Publié le 30 octobre 2025 à 11h30. Des physiciens polonais pourraient avoir franchi une étape décisive dans la quête d’une théorie unifiée capable de réconcilier la relativité générale et la mécanique quantique, deux piliers de la physique moderne.
- Une équipe de chercheurs des universités de Varsovie et de Cracovie a développé un nouvel outil mathématique, le « Tenseur d’Alena », qui pourrait permettre de décrire la gravité au niveau quantique.
- Cette approche novatrice consiste à transformer un espace-temps courbe en un espace-temps plat, facilitant ainsi l’application des principes de la mécanique quantique.
- Les résultats obtenus suggèrent que la gravité pourrait être intrinsèquement présente dans la mécanique quantique, sans que cela n’ait été reconnu jusqu’à présent.
Depuis le début du XXe siècle, la physique repose sur deux théories fondamentales : la relativité générale et la mécanique quantique. La première, élaborée par Albert Einstein, décrit l’univers à grande échelle, notamment la gravitation, l’espace et le temps. Elle s’appuie sur la loi de la gravitation universelle de Sir Isaac Newton, mais va bien au-delà en considérant l’espace et le temps comme des dimensions interconnectées, déformées par la présence de masse. Plus la masse est importante, plus la déformation est grande, et donc plus l’attraction gravitationnelle est forte. Les trous noirs, objets extrêmement massifs, sont les exemples les plus frappants de cette déformation de l’espace-temps.
Parallèlement, la mécanique quantique explore le comportement de la matière à l’échelle atomique et subatomique. Ses origines remontent à la fin du XIXe siècle, avec les travaux du physicien allemand Max Planck, qui a introduit le concept de « quanta », des quantités d’énergie discrètes. Cette théorie a été développée par de nombreux scientifiques, dont Louis de Broglie, Erwin Schrödinger et Werner Heisenberg. Elle décrit un monde probabiliste, où les particules peuvent exister dans plusieurs états à la fois et où l’énergie est quantifiée, c’est-à-dire qu’elle ne peut prendre que certaines valeurs spécifiques. L’ équation de Schrödinger joue un rôle central en mécanique quantique, analogue aux lois de Newton en mécanique classique.
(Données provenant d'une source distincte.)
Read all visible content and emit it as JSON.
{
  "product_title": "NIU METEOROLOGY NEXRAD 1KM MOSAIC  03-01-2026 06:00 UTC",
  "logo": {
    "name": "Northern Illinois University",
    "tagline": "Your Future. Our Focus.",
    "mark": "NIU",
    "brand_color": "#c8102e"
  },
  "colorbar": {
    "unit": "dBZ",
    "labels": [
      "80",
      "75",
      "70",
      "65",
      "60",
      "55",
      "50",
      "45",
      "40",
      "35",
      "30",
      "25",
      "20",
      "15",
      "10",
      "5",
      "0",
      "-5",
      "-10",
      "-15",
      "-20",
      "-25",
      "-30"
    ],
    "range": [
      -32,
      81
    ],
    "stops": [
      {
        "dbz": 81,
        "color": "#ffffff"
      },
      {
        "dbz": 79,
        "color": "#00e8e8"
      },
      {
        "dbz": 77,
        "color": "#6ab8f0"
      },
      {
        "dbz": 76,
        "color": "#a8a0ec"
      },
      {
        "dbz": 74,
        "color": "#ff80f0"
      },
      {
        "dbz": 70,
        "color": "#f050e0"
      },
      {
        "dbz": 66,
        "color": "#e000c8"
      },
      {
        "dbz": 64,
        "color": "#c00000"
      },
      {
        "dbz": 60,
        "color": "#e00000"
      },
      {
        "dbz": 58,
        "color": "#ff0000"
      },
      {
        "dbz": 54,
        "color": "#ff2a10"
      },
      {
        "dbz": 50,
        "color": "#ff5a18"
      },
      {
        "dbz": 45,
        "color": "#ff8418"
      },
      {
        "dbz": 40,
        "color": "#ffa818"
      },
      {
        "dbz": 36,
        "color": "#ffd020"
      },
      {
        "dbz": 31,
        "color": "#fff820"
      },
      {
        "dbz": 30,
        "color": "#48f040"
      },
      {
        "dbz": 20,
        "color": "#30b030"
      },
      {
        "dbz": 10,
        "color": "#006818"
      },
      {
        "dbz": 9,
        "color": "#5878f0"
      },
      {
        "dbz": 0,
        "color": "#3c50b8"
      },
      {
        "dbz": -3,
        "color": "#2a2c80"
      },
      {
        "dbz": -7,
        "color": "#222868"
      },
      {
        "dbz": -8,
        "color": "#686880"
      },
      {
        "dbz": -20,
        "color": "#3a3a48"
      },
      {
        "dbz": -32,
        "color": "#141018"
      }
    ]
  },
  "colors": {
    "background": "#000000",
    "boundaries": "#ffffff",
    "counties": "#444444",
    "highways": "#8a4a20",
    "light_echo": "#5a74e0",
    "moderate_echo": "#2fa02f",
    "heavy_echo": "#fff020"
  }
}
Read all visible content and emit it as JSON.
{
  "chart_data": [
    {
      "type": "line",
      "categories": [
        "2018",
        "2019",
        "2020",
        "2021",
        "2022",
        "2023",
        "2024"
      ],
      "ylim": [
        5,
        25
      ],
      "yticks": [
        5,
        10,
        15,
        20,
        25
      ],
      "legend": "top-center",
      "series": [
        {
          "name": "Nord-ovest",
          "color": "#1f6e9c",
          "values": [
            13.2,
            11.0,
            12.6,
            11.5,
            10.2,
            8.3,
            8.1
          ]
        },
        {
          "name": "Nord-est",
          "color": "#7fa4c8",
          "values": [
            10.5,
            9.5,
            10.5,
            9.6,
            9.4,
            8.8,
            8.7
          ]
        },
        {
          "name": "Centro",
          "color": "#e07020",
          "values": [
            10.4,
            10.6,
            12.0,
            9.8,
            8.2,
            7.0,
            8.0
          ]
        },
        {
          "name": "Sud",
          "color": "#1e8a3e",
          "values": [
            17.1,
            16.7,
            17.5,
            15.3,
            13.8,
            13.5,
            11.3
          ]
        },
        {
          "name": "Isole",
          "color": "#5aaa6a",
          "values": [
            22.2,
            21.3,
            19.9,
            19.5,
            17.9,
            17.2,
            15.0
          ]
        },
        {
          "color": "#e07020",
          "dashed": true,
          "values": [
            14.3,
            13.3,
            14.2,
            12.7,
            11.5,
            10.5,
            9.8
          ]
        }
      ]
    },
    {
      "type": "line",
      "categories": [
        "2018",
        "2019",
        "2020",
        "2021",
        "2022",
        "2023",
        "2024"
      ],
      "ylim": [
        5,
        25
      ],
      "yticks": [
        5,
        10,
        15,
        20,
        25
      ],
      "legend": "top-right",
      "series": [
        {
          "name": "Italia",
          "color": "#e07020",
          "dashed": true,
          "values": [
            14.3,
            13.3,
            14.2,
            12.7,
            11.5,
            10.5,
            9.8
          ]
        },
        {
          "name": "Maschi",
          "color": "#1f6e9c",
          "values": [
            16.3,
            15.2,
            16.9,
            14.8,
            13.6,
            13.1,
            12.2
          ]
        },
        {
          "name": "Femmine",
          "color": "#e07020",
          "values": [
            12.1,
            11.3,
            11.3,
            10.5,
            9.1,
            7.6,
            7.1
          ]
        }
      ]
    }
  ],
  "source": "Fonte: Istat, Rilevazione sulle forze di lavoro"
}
Malgré leur succès respectif, ces deux théories restent incompatibles. La relativité générale est déterministe, tandis que la mécanique quantique est probabiliste. Cette incompatibilité pose un défi majeur pour les physiciens, qui cherchent depuis des décennies une théorie unifiée capable de les réconcilier, une « théorie du tout ». Plusieurs pistes ont été explorées, comme la théorie des cordes, popularisée notamment par la série télévisée The Big Bang Theory, qui postule que les particules fondamentales ne sont pas des points, mais de minuscules cordes vibrantes. Une autre approche est la gravité quantique en boucle, qui suggère que l’espace-temps lui-même est quantifié, c’est-à-dire qu’il est constitué de minuscules « grains ». D’autres théories, telles que la supergravité, la théorie M, la théorie de la gravité émergente ou la géométrie non commutative, sont également à l’étude.
La nouvelle approche proposée par les chercheurs polonais se distingue par sa méthode. Au lieu de tenter de quantifier directement la gravité, ils ont développé le « Tenseur d’Alena », un outil mathématique permettant de transformer un espace-temps courbe en un espace-temps plat tout en préservant les résultats de la relativité générale. En appliquant ensuite les outils de la mécanique quantique à cet espace-temps plat, ils ont obtenu des équations quantiques qui décrivent l’ensemble du système physique. Leur article révèle que ces équations coïncident avec les équations quantiques connues, suggérant que la gravité pourrait être une composante intrinsèque de la mécanique quantique, jusqu’à présent insaisissable.
Cette découverte, si elle est confirmée par d’autres recherches, pourrait ouvrir de nouvelles perspectives pour comprendre l’univers et ses lois fondamentales. Les prochaines étapes consisteront à approfondir l’étude du Tenseur d’Alena et à explorer ses implications pour la cosmologie, la physique des trous noirs et d’autres domaines de la physique théorique.
Cet article a été initialement publié dans La Conversation.